Authors are expected to conduct their research – from research proposal to publication – in accordance with the best practices and codes of conduct of relevant professional bodies and/or national and international regulatory bodies. Some ethical matters to consider when publishing are:
- Authorship of the submission needs to be limited to those who have made a significant and direct contribution to the submission under review in terms of conceptualisation, design, experimental implementation, and data analysis and interpretation.
- The authors need to ensure that they have written an entirely original piece of work and if the works of others have been used, they are appropriately cited.
- An author shouldn’t, in general, publish manuscripts which discuss essentially the same research in more than one journal. However, the following do not come within the ambit of prior publication – publication in the form of an abstract, publication as a thesis, and an electric preprint.

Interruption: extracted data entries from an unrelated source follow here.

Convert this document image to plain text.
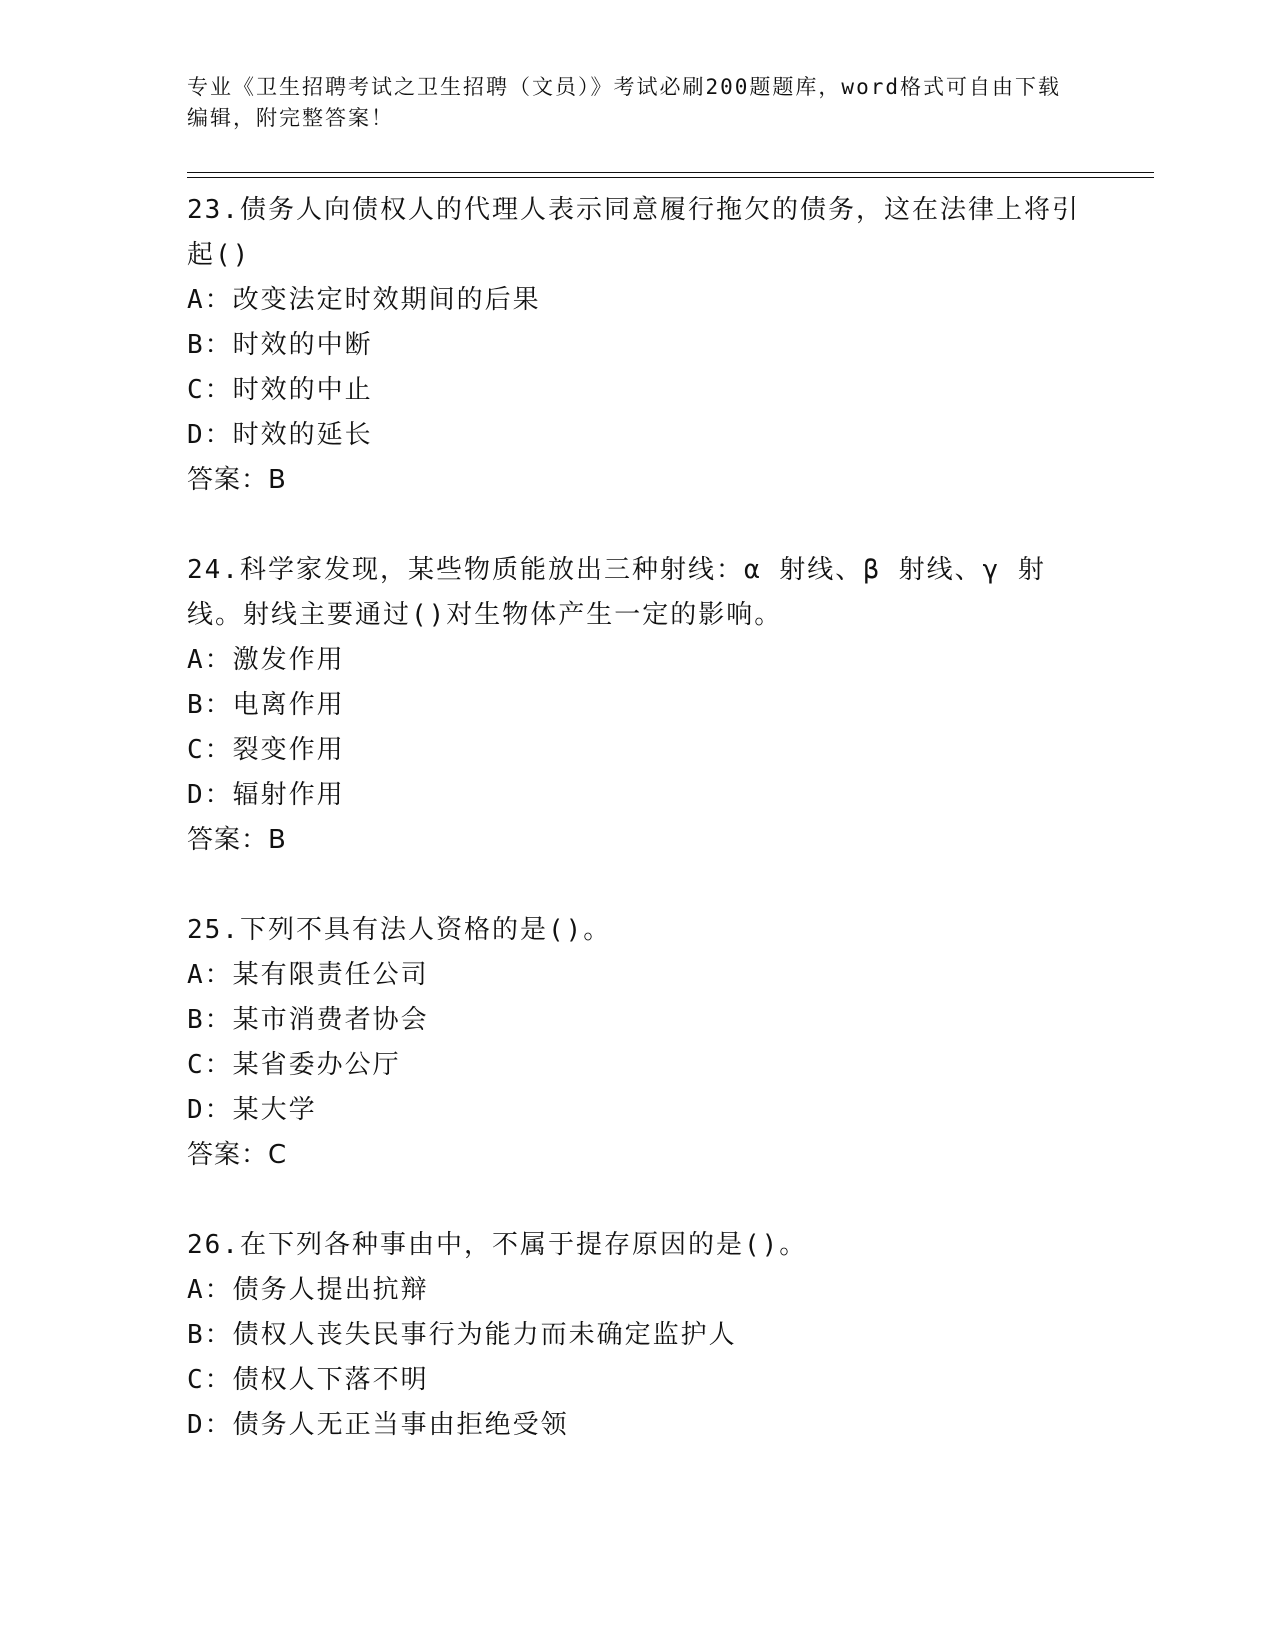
专业《卫生招聘考试之卫生招聘（文员）》考试必刷200题题库，word格式可自由下载编辑，附完整答案！
23.债务人向债权人的代理人表示同意履行拖欠的债务，这在法律上将引起()
A：改变法定时效期间的后果
B：时效的中断
C：时效的中止
D：时效的延长
答案：B
24.科学家发现，某些物质能放出三种射线：α 射线、β 射线、γ 射线。射线主要通过()对生物体产生一定的影响。
A：激发作用
B：电离作用
C：裂变作用
D：辐射作用
答案：B
25.下列不具有法人资格的是()。
A：某有限责任公司
B：某市消费者协会
C：某省委办公厅
D：某大学
答案：C
26.在下列各种事由中，不属于提存原因的是()。
A：债务人提出抗辩
B：债权人丧失民事行为能力而未确定监护人
C：债权人下落不明
D：债务人无正当事由拒绝受领
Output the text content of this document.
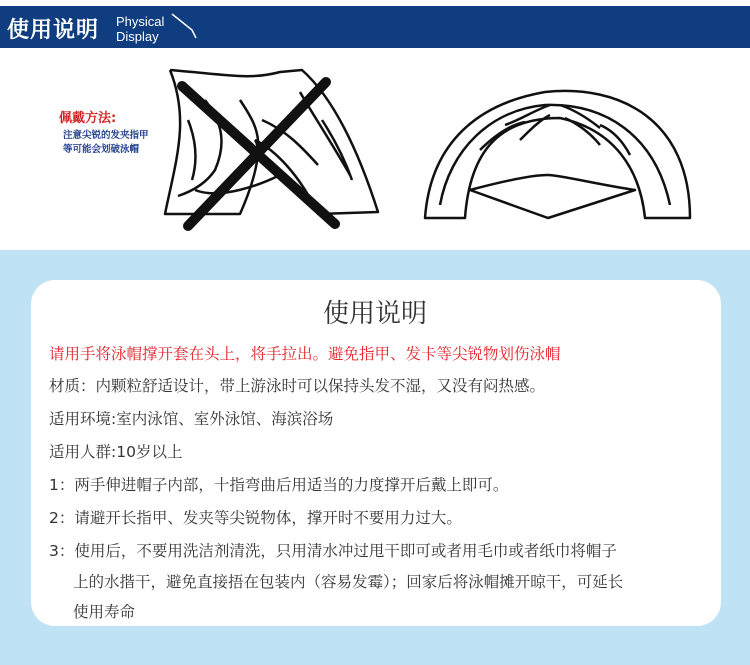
使用说明 Physical
Display
佩戴方法:
注意尖锐的发夹指甲
等可能会划破泳帽
使用说明
请用手将泳帽撑开套在头上，将手拉出。避免指甲、发卡等尖锐物划伤泳帽
材质：内颗粒舒适设计，带上游泳时可以保持头发不湿，又没有闷热感。
适用环境:室内泳馆、室外泳馆、海滨浴场
适用人群:10岁以上
1：两手伸进帽子内部，十指弯曲后用适当的力度撑开后戴上即可。
2：请避开长指甲、发夹等尖锐物体，撑开时不要用力过大。
3：使用后，不要用洗洁剂清洗，只用清水冲过甩干即可或者用毛巾或者纸巾将帽子
上的水揩干，避免直接捂在包装内（容易发霉）；回家后将泳帽摊开晾干，可延长
使用寿命
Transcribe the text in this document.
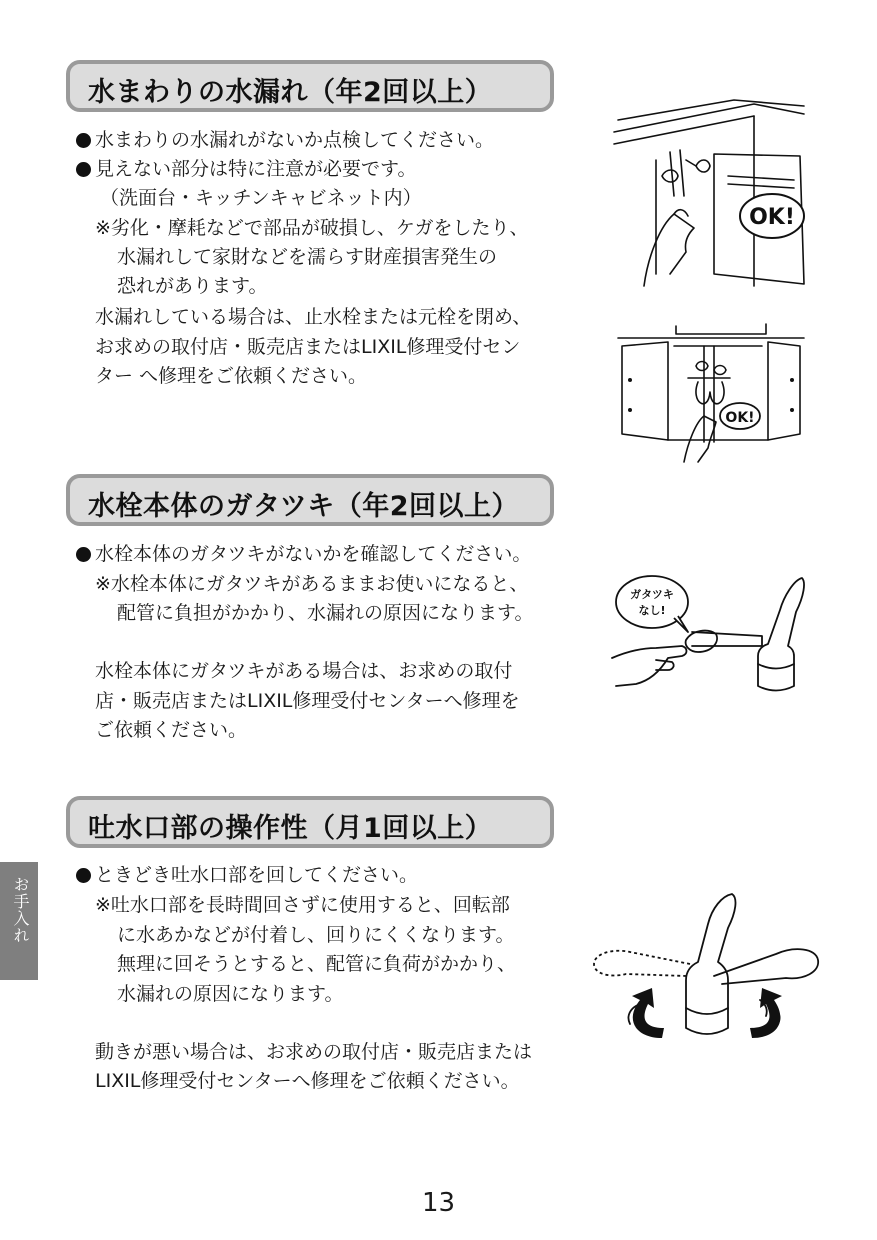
水まわりの水漏れ（年2回以上）
水まわりの水漏れがないか点検してください。
見えない部分は特に注意が必要です。
（洗面台・キッチンキャビネット内）
※劣化・摩耗などで部品が破損し、ケガをしたり、
水漏れして家財などを濡らす財産損害発生の
恐れがあります。
水漏れしている場合は、止水栓または元栓を閉め、
お求めの取付店・販売店またはLIXIL修理受付セン
ター へ修理をご依頼ください。
OK!
OK!
水栓本体のガタツキ（年2回以上）
水栓本体のガタツキがないかを確認してください。
※水栓本体にガタツキがあるままお使いになると、
配管に負担がかかり、水漏れの原因になります。
水栓本体にガタツキがある場合は、お求めの取付
店・販売店またはLIXIL修理受付センターへ修理を
ご依頼ください。
ガタツキ
なし!
吐水口部の操作性（月1回以上）
ときどき吐水口部を回してください。
※吐水口部を長時間回さずに使用すると、回転部
に水あかなどが付着し、回りにくくなります。
無理に回そうとすると、配管に負荷がかかり、
水漏れの原因になります。
動きが悪い場合は、お求めの取付店・販売店または
LIXIL修理受付センターへ修理をご依頼ください。
お手入れ
13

- Authors can be expected to provide public access to the raw data used or referred in their submission for editorial review.
- Proper acknowledgement of sources used is a must.
- All submissions need to include a disclosure of all such relationships that could present a potential financial or other conflicts of interest.
- If an author discovers a significant error in the published work, the author is obligated to inform the journal editor in order to either correct or retract the submission.
- For the editors, it’s imperative that they evaluate the suitability and validity of the submissions for the journal, including quality of the work; whether it meets the aims and scope of the journal; and the originality of the work. Editors also need to ensure the prompt handling of the whole review process.
- Reviewers should point out the relevant publications not cited in the submission and point out similarities with previously published works. They also shouldn’t review submissions which present any kind of conflicts of interest. Submissions received for review should be treated as confidential documents and not shown or discussed with others without authorization from the editors. Authors should expect to receive reviewer reports in a prompt manner. Reviewer misconduct (breach of confidentiality, delay of peer review, plagiarism, or conflicts of interest) will not be tolerated.
Authors must identify and declare any personal circumstances or interest that could be viewed as inappropriately influencing the interpretation of reported research results. Therefore, a ‘Declaration of Interest’ should be submitted by each author in this regard. If there is no conflict of interest, please state “The authors declare that there is no conflict of interest.”